The street was alive. People strolling in the twilight. The old buildings losing the heat of the day to the shadows. Damaris forced herself to slow down as she reached the Alameda and slid into the crowd waiting at the cross-walk. Someone was wearing too much cologne; the kind mothers used to slather on their kids after bath time. To her left, an old man in a pale linen suit rummaged in his pocket, pulled out a handkerchief, and blew his nose noisily. To her right, a twenty-something woman with a bad dye job was jabbering away at an impassive looking boyfriend.
“I told her. Cook your own dinner, bitch! That’s what…” The light changed, the crowd convulsed and Damaris crossed over the four lanes of heat-rippled asphalt.
To Damaris, this city had always been about cycles. Of light and dark, of winds and still air, of noisy morning bustle and sweltering afternoon silences. Heat and reprieve. Heat and reprieve.
It had been scorching the day her train had pulled out of the station and, from the open window of the carriage, she had watched Lena on the platform, waving, growing smaller. For Damaris, youth had been all about leaving. She had not even missed her lover; the world beyond this city had been so big and so distracting. Now she could not comprehend how her heart hadn’t shattered at that parting. Lena, pulling strands of red hair from the corner of her mouth, pale lips pursing at the tartness of wine, skin that smelled like new milk and a cunt that tasted of oranges – those tender morsels of love had followed Damaris to so many cities through the years, survived the pyre of so many subsequent lovers. Keepsakes lodged in the marrow of her bones, remembrances brined in time.
Twilight stole colour from the broad and gaudy shop windows on Calle Larios. The street was crowded with shoppers and people out looking for an evening meal. Of course, the Bar Central had closed years ago – now it was a chain store selling hair accessories. But through the flurry of emails, that’s where they’d agreed to meet, refusing time its due.
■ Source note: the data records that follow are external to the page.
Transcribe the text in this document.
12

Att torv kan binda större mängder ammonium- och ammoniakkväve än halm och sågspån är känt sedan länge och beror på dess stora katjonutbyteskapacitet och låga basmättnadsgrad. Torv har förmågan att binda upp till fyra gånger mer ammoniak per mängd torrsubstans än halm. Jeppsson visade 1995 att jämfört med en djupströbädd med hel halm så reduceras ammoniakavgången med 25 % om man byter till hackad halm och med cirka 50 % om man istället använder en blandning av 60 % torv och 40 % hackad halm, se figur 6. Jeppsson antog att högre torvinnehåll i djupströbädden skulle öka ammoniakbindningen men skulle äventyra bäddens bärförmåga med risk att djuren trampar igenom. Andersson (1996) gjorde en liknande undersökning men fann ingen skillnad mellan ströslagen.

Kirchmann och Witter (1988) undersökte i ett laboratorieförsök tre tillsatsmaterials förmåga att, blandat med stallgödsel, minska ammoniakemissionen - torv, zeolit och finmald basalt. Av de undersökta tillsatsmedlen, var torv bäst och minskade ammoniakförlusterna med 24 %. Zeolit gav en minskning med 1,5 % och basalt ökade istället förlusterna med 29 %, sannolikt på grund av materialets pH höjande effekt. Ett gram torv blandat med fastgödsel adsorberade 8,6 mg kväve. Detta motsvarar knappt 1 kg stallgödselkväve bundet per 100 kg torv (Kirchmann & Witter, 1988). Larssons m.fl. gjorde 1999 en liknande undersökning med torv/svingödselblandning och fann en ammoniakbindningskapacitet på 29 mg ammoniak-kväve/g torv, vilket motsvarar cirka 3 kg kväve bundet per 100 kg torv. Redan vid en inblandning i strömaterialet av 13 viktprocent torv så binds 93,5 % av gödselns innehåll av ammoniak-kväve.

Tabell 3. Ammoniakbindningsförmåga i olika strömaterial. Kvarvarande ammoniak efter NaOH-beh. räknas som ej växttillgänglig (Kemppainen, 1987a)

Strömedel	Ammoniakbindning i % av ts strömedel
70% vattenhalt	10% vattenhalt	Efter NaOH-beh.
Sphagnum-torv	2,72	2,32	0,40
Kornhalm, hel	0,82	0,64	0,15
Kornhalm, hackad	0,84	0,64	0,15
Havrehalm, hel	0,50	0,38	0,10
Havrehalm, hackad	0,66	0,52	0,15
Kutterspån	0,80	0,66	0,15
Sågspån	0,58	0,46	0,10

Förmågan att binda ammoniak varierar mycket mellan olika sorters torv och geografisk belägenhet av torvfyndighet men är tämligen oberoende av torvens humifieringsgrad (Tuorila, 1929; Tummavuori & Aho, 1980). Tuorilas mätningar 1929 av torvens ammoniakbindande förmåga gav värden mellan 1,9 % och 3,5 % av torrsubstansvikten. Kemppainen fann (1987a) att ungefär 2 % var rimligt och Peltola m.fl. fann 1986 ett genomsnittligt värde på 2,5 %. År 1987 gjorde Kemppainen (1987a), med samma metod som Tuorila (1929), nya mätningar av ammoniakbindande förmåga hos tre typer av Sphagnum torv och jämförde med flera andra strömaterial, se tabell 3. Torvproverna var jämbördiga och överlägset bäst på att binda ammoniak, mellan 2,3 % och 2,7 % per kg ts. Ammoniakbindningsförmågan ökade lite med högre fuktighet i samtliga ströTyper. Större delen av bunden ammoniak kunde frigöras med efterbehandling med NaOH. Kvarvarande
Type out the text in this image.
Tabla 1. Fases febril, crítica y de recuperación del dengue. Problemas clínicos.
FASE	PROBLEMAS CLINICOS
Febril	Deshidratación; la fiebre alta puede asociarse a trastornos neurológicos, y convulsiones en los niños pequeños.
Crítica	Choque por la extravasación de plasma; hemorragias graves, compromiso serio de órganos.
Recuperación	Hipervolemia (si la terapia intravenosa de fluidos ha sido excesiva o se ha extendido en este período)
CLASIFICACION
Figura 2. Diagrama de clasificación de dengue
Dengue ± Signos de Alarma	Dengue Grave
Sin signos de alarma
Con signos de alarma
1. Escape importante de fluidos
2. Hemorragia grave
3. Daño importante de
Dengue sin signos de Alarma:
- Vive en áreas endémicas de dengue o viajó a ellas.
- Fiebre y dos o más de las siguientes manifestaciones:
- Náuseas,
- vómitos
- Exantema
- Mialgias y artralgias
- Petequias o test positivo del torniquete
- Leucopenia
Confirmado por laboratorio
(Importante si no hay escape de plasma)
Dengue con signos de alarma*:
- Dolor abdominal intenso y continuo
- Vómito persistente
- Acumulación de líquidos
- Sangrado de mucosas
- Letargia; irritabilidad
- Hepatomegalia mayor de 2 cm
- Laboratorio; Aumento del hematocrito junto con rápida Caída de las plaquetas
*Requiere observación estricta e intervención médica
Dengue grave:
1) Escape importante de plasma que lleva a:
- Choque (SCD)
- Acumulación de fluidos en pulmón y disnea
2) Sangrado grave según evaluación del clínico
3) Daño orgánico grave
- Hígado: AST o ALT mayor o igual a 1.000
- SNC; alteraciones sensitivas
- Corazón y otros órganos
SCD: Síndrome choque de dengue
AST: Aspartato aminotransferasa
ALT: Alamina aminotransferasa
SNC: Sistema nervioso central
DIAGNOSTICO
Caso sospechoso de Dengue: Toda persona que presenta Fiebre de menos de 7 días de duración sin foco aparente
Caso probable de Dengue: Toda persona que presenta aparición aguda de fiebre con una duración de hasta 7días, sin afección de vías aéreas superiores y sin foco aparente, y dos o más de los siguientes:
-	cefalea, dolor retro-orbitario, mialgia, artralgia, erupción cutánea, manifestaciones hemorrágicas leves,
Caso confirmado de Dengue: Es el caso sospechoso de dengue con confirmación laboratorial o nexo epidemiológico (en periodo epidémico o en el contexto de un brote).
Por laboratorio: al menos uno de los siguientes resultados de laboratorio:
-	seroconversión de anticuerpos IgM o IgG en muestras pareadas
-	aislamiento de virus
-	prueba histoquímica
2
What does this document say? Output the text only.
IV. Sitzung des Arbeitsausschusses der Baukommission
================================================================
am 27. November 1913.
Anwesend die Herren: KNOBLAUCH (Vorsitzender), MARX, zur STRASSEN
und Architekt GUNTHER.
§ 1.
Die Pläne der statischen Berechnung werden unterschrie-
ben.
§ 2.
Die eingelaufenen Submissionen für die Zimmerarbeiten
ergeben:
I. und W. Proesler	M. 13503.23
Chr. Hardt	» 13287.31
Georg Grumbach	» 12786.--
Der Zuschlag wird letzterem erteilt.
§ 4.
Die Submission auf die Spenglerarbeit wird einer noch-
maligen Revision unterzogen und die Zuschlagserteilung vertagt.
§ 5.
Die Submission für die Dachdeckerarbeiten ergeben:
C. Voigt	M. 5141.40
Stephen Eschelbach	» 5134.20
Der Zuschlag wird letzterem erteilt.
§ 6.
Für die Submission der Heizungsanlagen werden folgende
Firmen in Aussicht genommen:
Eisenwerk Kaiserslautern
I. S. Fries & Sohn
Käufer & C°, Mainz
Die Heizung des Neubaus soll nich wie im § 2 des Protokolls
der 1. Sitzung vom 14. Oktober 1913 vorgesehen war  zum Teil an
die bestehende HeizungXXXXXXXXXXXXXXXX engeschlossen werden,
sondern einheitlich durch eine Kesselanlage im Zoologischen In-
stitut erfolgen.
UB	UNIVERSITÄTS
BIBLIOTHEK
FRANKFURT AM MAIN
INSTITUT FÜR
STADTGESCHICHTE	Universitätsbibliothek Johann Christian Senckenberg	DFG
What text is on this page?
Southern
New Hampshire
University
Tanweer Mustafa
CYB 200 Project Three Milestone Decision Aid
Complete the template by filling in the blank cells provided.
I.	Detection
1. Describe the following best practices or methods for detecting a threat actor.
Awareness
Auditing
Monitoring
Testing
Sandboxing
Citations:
She stood just outside the door of the shop, cursing herself now for not choosing a less crowded spot, peering through the pedestrians in both directions, looking for that coppery hair.
“Hi, hi!”
Damaris swiveled at the sing-song Scandinavian voice to face a tall woman with deep creases in her tanned and freckled face and an impossibly broad smile.
“Jesus. Where’s… where’s your hair?”
“It went grey so I got rid of it.” The woman passed a hand over her cap of silver brush. “What? You can’t love me without it?”
“Fuck, of course I can.” Damaris wrapped her arms around Lena and, grinning like a lunatic, pressed her face into the crook of her neck. “I can’t believe you’re here.”
Lena pulled out of the embrace and pointedly gazed down into Damaris’ eyes. “Then kiss me, properly. Just to prove it.”